A metodologia segue quatro etapas: seleção dos dados de origem, reescalonamento de tais informação, acréscimo de dados reescalonados e, em seguida, comunicação de uma medida de incerteza. O processo de cálculo também incorpora um mecanismo rigoroso de controle de qualidade que consiste em cálculos paralelos independentes conduzidos por pesquisadores internos e consultores acadêmicos sem nenhuma afiliação à organização.
Mas mensurar a corrupção não é uma tarefa fácil.

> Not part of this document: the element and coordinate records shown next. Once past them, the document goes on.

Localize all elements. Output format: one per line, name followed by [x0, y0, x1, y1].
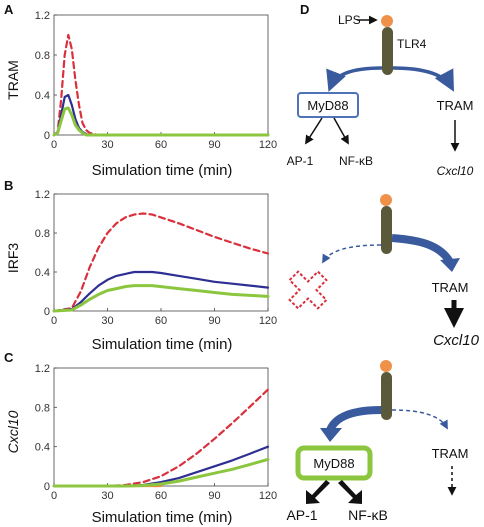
d3-arrow-thick-left-head [320, 428, 342, 442]
d1-cxcl10-label: Cxcl10 [437, 164, 474, 178]
chart-c-xtick-label: 120 [259, 490, 277, 502]
d2-cross-icon [288, 270, 328, 310]
chart-a-xtick-label: 120 [259, 139, 277, 151]
diagram-d2: TRAM Cxcl10 [288, 194, 480, 349]
chart-b-irf3: 0 30 60 90 120 0 0.4 0.8 1.2 [35, 189, 277, 327]
d2-cxcl10-label: Cxcl10 [433, 332, 480, 349]
chart-c-xtick-label: 60 [155, 490, 167, 502]
d1-ap1-label: AP-1 [287, 154, 314, 168]
chart-a-series-1-line [52, 93, 270, 137]
d3-arrow-nfkb [338, 480, 362, 504]
chart-a-xtick-label: 0 [51, 139, 57, 151]
chart-a-xtick-label: 90 [208, 139, 220, 151]
d3-arrow-dashed-right [391, 409, 448, 430]
chart-b-xtick-label: 30 [101, 315, 113, 327]
chart-b-xtick-label: 90 [208, 315, 220, 327]
d1-arrow-nfkb [333, 117, 349, 145]
chart-c-ytick-label: 1.2 [35, 363, 50, 375]
chart-a-ytick-label: 0.8 [35, 50, 50, 62]
panel-letter-b: B [4, 178, 13, 193]
d3-nfkb-label: NF-κB [348, 507, 388, 523]
chart-a-ytick-label: 0.4 [35, 90, 50, 102]
chart-a-frame [53, 14, 269, 136]
d1-arrow-ap1 [305, 117, 323, 145]
chart-c-series-1-line [52, 388, 270, 488]
d2-arrow-thick-right [391, 234, 454, 265]
chart-b-ytick-label: 0.8 [35, 228, 50, 240]
d1-tlr4-label: TLR4 [397, 37, 427, 51]
d1-nfkb-label: NF-κB [339, 154, 373, 168]
d1-myd88-label: MyD88 [307, 98, 348, 113]
chart-b-series-0-line [52, 212, 270, 313]
d1-myd88-box [297, 92, 359, 118]
chart-c-cxcl10: 0 30 60 90 120 0 0.4 0.8 1.2 [35, 363, 277, 502]
d1-lps-ligand [381, 15, 393, 27]
chart-b-ytick-label: 0 [44, 306, 50, 318]
d1-lps-label: LPS [338, 13, 361, 27]
chart-c-xlabel: Simulation time (min) [92, 509, 233, 526]
d3-arrow-ap1 [306, 480, 330, 504]
d3-arrow-thick-left [326, 406, 382, 432]
d3-myd88-label: MyD88 [313, 456, 354, 471]
chart-a-ytick-label: 0 [44, 130, 50, 142]
d1-tram-label: TRAM [437, 98, 474, 113]
diagram-d3: MyD88 TRAM AP-1 NF-κB [286, 360, 468, 523]
chart-c-ytick-label: 0.8 [35, 402, 50, 414]
chart-a-xlabel: Simulation time (min) [92, 162, 233, 179]
d2-tram-label: TRAM [432, 280, 469, 295]
d1-tlr4-receptor [382, 27, 393, 75]
panel-letter-a: A [4, 2, 14, 17]
d2-arrow-thick-right-head [440, 258, 460, 272]
d3-ap1-label: AP-1 [286, 507, 317, 523]
chart-a-ylabel: TRAM [5, 60, 21, 100]
d2-tlr4-receptor [381, 206, 392, 254]
chart-c-ylabel: Cxcl10 [5, 410, 21, 453]
d3-tram-label: TRAM [432, 446, 469, 461]
chart-a-xtick-label: 60 [155, 139, 167, 151]
chart-c-ytick-label: 0 [44, 481, 50, 493]
chart-b-ytick-label: 1.2 [35, 189, 50, 201]
chart-a-series-0-line [52, 33, 270, 137]
d3-tlr4-receptor [381, 372, 392, 420]
chart-c-ytick-label: 0.4 [35, 442, 50, 454]
chart-a-xtick-label: 30 [101, 139, 113, 151]
chart-b-ylabel: IRF3 [5, 243, 21, 274]
chart-b-ytick-label: 0.4 [35, 267, 50, 279]
d3-myd88-box [295, 445, 373, 481]
panel-letter-d: D [300, 2, 309, 17]
chart-b-xtick-label: 0 [51, 315, 57, 327]
chart-c-xtick-label: 0 [51, 490, 57, 502]
d1-arrow-to-myd88 [326, 66, 383, 92]
chart-a-series-2-line [52, 106, 270, 137]
chart-a-tram: 0 30 60 90 120 0 0.4 0.8 1.2 [35, 10, 277, 151]
diagram-d1: LPS TLR4 MyD88 TRAM AP-1 NF-κB Cxcl10 [287, 13, 474, 178]
d2-lps-ligand [380, 194, 392, 206]
d2-arrow-dashed-left [322, 244, 382, 264]
chart-a-ytick-label: 1.2 [35, 10, 50, 22]
chart-c-series-3-line [52, 457, 270, 488]
chart-b-xtick-label: 120 [259, 315, 277, 327]
chart-c-xtick-label: 90 [208, 490, 220, 502]
chart-c-xtick-label: 30 [101, 490, 113, 502]
chart-b-series-1-line [52, 270, 270, 313]
chart-b-xlabel: Simulation time (min) [92, 336, 233, 353]
chart-b-xtick-label: 60 [155, 315, 167, 327]
chart-c-series-2-line [52, 445, 270, 488]
d3-lps-ligand [380, 360, 392, 372]
panel-letter-c: C [4, 350, 14, 365]
d1-arrow-to-tram [392, 66, 454, 92]
chart-b-series-2-line [52, 284, 270, 313]
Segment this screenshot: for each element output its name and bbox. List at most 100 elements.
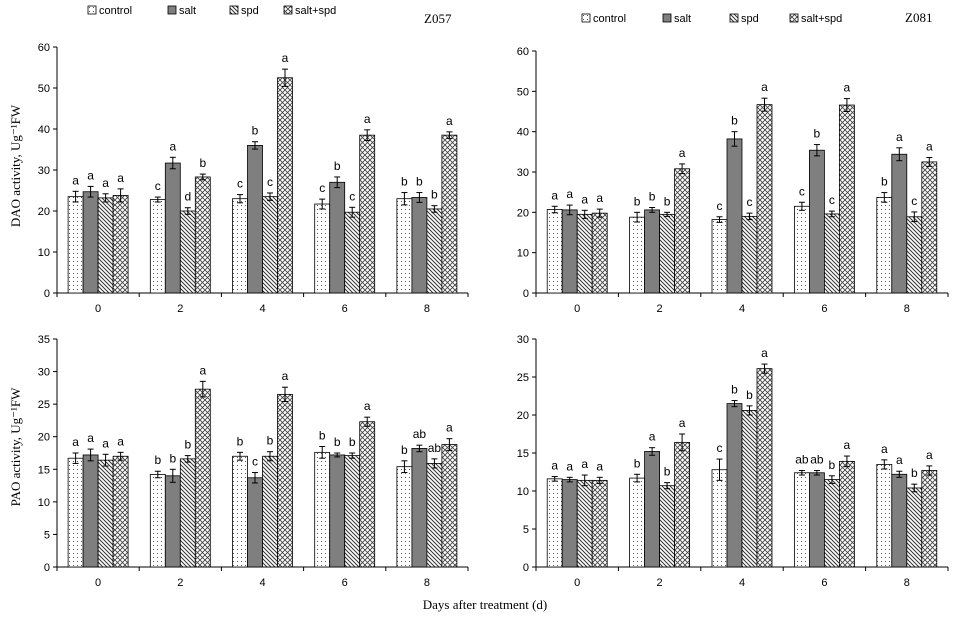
legend-label-control: control	[99, 5, 132, 17]
legend-swatch-salt-spd	[283, 5, 293, 15]
significance-label: b	[184, 438, 191, 452]
bar-salt	[164, 475, 181, 568]
legend-label-salt-spd: salt+spd	[295, 5, 336, 17]
bar-control	[149, 199, 166, 294]
legend-right: control salt spd salt+spd	[581, 13, 842, 25]
dao-y-axis-title: DAO activity, Ug⁻¹FW	[8, 104, 23, 227]
x-tick-label: 0	[95, 577, 101, 589]
y-tick-label: 30	[517, 334, 529, 346]
significance-label: a	[364, 399, 371, 413]
bar-spd	[659, 485, 675, 568]
significance-label: a	[596, 191, 603, 205]
bar-salt-spd	[277, 77, 293, 294]
y-tick-label: 20	[517, 410, 529, 422]
y-tick-label: 10	[38, 247, 50, 259]
bar-spd	[262, 196, 278, 294]
x-tick-label: 6	[821, 577, 827, 589]
bar-salt-spd	[194, 176, 211, 294]
legend-swatch-salt	[662, 13, 672, 23]
bar-spd	[344, 455, 361, 568]
bar-control	[876, 197, 893, 294]
significance-label: a	[72, 173, 79, 187]
bar-salt-spd	[839, 460, 855, 568]
significance-label: a	[87, 168, 94, 182]
significance-label: c	[319, 181, 325, 195]
significance-label: b	[664, 194, 671, 208]
y-tick-label: 0	[523, 288, 529, 300]
legend-swatch-spd	[729, 13, 739, 23]
significance-label: a	[551, 188, 558, 202]
significance-label: a	[169, 139, 176, 153]
bar-salt-spd	[112, 195, 129, 294]
significance-label: b	[814, 127, 821, 141]
significance-label: c	[911, 194, 917, 208]
x-tick-label: 0	[574, 577, 580, 589]
significance-label: b	[401, 443, 408, 457]
bar-spd	[426, 463, 443, 568]
significance-label: a	[72, 435, 79, 449]
significance-label: a	[596, 459, 603, 473]
x-tick-label: 8	[424, 303, 430, 315]
significance-label: b	[154, 453, 161, 467]
bar-salt	[726, 138, 743, 294]
legend-label-salt-spd: salt+spd	[801, 13, 842, 25]
significance-label: c	[717, 199, 723, 213]
significance-label: a	[844, 81, 851, 95]
significance-label: a	[117, 434, 124, 448]
bar-salt-spd	[674, 168, 690, 294]
bar-salt-spd	[359, 421, 376, 568]
significance-label: a	[844, 438, 851, 452]
pao-y-axis-title: PAO activity, Ug⁻¹FW	[8, 387, 23, 507]
bar-control	[711, 469, 728, 568]
bar-spd	[659, 213, 675, 294]
significance-label: ab	[795, 452, 809, 466]
significance-label: a	[87, 431, 94, 445]
bar-spd	[741, 215, 758, 294]
bar-salt	[329, 454, 346, 568]
significance-label: a	[896, 453, 903, 467]
x-tick-label: 8	[904, 303, 910, 315]
significance-label: b	[829, 458, 836, 472]
y-tick-label: 50	[517, 86, 529, 98]
significance-label: a	[679, 146, 686, 160]
x-tick-label: 4	[739, 303, 745, 315]
significance-label: b	[401, 175, 408, 189]
panel-title: Z081	[905, 10, 932, 25]
bar-salt	[411, 197, 428, 294]
bar-control	[67, 196, 84, 294]
bar-salt-spd	[756, 368, 773, 568]
bar-salt-spd	[591, 479, 608, 568]
bar-spd	[179, 458, 196, 568]
bar-spd	[824, 479, 840, 568]
bar-salt-spd	[921, 470, 938, 568]
y-tick-label: 50	[38, 83, 50, 95]
significance-label: b	[169, 451, 176, 465]
bar-salt	[82, 191, 99, 294]
bar-spd	[97, 459, 114, 568]
bar-salt-spd	[112, 455, 129, 568]
bar-control	[629, 477, 645, 568]
significance-label: a	[761, 346, 768, 360]
x-tick-label: 2	[177, 303, 183, 315]
significance-label: c	[747, 195, 753, 209]
bar-salt-spd	[839, 104, 855, 294]
bar-control	[149, 474, 166, 568]
significance-label: a	[364, 112, 371, 126]
y-tick-label: 40	[517, 127, 529, 139]
legend-label-salt: salt	[179, 5, 196, 17]
significance-label: b	[431, 188, 438, 202]
significance-label: c	[349, 189, 355, 203]
significance-label: b	[731, 114, 738, 128]
bar-spd	[576, 479, 593, 568]
bar-spd	[906, 487, 923, 568]
x-axis-title: Days after treatment (d)	[423, 597, 548, 612]
significance-label: b	[634, 194, 641, 208]
legend-left: control salt spd salt+spd	[87, 5, 336, 17]
bar-control	[396, 198, 413, 294]
legend-label-control: control	[593, 13, 626, 25]
bar-salt	[561, 209, 578, 294]
y-tick-label: 35	[38, 334, 50, 346]
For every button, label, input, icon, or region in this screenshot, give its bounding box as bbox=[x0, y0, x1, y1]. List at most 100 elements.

E o principal motivo está no fato de que a conduta não acontece à luz do dia, mas no submundo dos relacionamentos espúrios daqueles que trazem seus interesses pessoais acima dos direitos coletivos e garantias fundamentais, e que não querem se expor em razão disso. Daí a inteligente escolha pela percepção.
Criticar o valoroso estudo, para falta de precisão no dimensionamento da corrupção, é jogar uma cortina de fumaça sobre o problema, muito mais complexo que a metodologia adota. A corrupção está em condutas que se repetem diariamente, nas mais diferentes realidades, nórdica ou subsaariana. E isso precisa mudar!
De igual forma, se resignar dos resultados frustrantes dos indicadores, ano após ano, com mensagem prontas, como “eu já sabia” e “sempre é assim”, não mobiliza da forma necessária para encontramos as soluções. Como fomenta a própria Transparência Internacional, “a corrupção não é parte da cultura de nenhuma sociedade, nem da essência política. E o Brasil, unido, pode vencer.”
Somos mais de 203 milhões de agentes de transformação. Mas cada pessoa deve exercer esse papel. Pense nisso!